Hypoglycemia & Legal Compensation for Related Malpractice
Sometimes a baby will suffer from very low levels of blood sugar, or glucose. This is known as hypoglycemia. A lack of glucose can ultimately cause brain cells to die, since they have few other sources of energy. Other organs also depend on glucose and may be affected, but the brain typically suffers from low glucose sooner. Prompt diagnosis and treatment should resolve hypoglycemia without serious consequences. On the other hand, a failure to diagnose and treat this condition can result in seizures, vision problems, learning disabilities, cognitive impairments, cerebral palsy, or other disorders.
In addition to producing glucose in their liver, a child receives glucose through the milk of their mother or formula. Before childbirth, a fetus receives glucose from the placenta in the uterus. Problems with producing glucose or breaking down the stored form of glucose, known as glycogen, may cause hypoglycemia. This condition also may result when a child cannot store an adequate supply of glycogen, or when a child has high levels of insulin, which can decrease the glucose in their blood. In other cases, a child may develop hypoglycemia if they suffer from various infections or other conditions that cause them to use more glucose than normal.
Symptoms and Diagnosis of Hypoglycemia
Not every case of hypoglycemia involves noticeable signs and symptoms. However, some potential symptoms may include:
Vomiting and loss of appetite
Pale or bluish skin, sweating, or cold body temperature
Hypotonia (a condition when muscles are excessively floppy)
Sometimes a doctor will observe low blood sugar without any symptoms of hypoglycemia, since they will conduct blood tests after childbirth. If a doctor does observe symptoms, or if a risk of hypoglycemia was previously identified, a doctor will send a blood sample promptly after the birth to determine whether the glucose level is too low. A doctor also may use a test strip to avoid any delays in diagnosis. However, the result of a test strip must be confirmed by blood test results from a lab.
Rather than treating hypoglycemia once it develops, doctors often try to prevent the condition before it occurs. This requires understanding and recognizing risk factors for hypoglycemia. Infants subject to higher risks may be tested more often so that any dip in blood sugar levels can be immediately addressed.
A baby with low blood sugar should receive extra feedings. A breast-fed baby may need to have breast milk supplemented with formula if the mother cannot produce enough breast milk. If their condition is severe, or if they cannot feed orally, a child may need to receive an IV solution containing glucose. While most cases of hypoglycemia resolve within several days or even sooner, some children may receive treatment for longer. This is more likely for premature infants, very small infants, or infants dealing with infections.
When these treatments do not sufficiently increase the glucose level, a doctor may prescribe medication or even order a rare surgical procedure. This operation involves removing part of the pancreas, where insulin is made. By curbing the production of insulin, more glucose can remain in the blood.

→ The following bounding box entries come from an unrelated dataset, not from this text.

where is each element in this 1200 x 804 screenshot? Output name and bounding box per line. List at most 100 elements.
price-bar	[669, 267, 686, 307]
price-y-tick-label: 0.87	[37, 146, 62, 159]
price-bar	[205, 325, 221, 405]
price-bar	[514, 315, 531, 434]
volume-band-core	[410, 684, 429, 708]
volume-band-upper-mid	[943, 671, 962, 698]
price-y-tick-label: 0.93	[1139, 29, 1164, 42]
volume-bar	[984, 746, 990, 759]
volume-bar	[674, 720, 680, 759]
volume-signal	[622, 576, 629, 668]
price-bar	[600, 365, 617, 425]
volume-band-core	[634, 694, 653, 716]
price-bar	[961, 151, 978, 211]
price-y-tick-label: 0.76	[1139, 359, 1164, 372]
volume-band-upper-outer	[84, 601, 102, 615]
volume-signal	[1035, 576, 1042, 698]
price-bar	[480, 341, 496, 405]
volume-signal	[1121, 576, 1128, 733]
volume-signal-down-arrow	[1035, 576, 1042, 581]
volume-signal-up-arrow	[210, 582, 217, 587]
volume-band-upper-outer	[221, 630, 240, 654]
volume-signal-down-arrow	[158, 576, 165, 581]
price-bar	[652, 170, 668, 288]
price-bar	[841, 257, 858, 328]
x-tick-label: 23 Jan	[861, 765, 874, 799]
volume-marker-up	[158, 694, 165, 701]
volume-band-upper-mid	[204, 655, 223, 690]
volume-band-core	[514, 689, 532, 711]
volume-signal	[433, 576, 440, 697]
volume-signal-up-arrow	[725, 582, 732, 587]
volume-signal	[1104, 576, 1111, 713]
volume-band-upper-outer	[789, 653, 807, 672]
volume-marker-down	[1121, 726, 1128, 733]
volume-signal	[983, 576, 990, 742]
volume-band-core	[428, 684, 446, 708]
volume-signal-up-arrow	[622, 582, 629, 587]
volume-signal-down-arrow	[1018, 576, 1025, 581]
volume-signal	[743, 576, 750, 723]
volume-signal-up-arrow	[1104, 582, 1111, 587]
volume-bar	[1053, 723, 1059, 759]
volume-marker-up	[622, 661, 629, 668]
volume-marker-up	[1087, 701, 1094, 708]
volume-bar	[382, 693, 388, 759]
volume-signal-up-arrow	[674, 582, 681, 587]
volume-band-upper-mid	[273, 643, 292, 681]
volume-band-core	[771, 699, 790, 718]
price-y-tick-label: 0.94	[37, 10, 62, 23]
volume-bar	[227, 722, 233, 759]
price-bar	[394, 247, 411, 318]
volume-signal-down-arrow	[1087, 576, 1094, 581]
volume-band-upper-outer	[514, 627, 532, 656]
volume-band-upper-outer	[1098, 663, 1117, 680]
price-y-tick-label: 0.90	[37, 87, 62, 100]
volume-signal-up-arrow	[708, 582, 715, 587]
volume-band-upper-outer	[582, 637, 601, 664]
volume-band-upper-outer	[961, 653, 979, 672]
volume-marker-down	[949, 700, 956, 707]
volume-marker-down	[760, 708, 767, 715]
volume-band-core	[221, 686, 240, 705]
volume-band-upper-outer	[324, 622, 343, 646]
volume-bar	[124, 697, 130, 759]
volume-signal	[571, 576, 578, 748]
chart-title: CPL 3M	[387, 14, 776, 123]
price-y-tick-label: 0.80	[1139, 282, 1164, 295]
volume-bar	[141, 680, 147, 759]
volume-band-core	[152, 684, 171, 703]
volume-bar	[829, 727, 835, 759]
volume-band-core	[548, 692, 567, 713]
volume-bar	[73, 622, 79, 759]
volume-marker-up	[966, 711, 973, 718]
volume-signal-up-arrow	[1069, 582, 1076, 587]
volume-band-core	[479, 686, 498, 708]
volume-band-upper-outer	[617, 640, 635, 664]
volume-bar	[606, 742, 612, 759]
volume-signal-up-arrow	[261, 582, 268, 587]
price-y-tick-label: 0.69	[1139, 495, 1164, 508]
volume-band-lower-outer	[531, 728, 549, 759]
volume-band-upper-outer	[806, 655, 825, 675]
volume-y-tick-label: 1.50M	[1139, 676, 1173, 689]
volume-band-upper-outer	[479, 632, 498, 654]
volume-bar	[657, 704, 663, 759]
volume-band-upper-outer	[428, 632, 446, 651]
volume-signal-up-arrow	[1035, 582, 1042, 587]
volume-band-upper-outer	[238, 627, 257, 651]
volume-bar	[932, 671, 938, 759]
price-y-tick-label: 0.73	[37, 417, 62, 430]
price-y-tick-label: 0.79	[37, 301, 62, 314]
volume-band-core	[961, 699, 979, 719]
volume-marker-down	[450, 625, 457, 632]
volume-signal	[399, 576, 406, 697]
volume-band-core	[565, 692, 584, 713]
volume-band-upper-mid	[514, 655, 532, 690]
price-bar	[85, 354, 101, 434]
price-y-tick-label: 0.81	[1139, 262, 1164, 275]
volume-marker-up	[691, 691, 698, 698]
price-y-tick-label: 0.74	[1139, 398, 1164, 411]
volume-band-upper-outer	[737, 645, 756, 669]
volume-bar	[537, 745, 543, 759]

Compensation for Hypoglycemia Complications
Hypoglycemia is not a challenging condition to diagnose or treat. However, a delayed diagnosis can lead to complications that change a child’s life. They may need medications, therapies, and other treatments that can be expensive. Parents may not be prepared to shoulder this financial burden. If medical errors resulted in brain damage or other complications of hypoglycemia, they can pursue compensation through a lawsuit.
Birth injury cases involve showing that a doctor or another health care provider did not use the appropriate professional care under the circumstances. This lack of proper care must have caused harm to a patient. For example, if a doctor ignored common signs of hypoglycemia, and a baby developed cerebral palsy and vision problems as a result, their parents likely could hold the doctor liable. Compensation may cover past, present, and future medical costs, as well as the pain and suffering that the child endured.
Statutes of Limitations
Parents should act promptly if they suspect that medical malpractice caused harm to their child. State laws provide statutes of limitations that restrict the time for bringing a lawsuit. A claim brought after the statute of limitations has expired likely will be dismissed, even if it is substantively strong.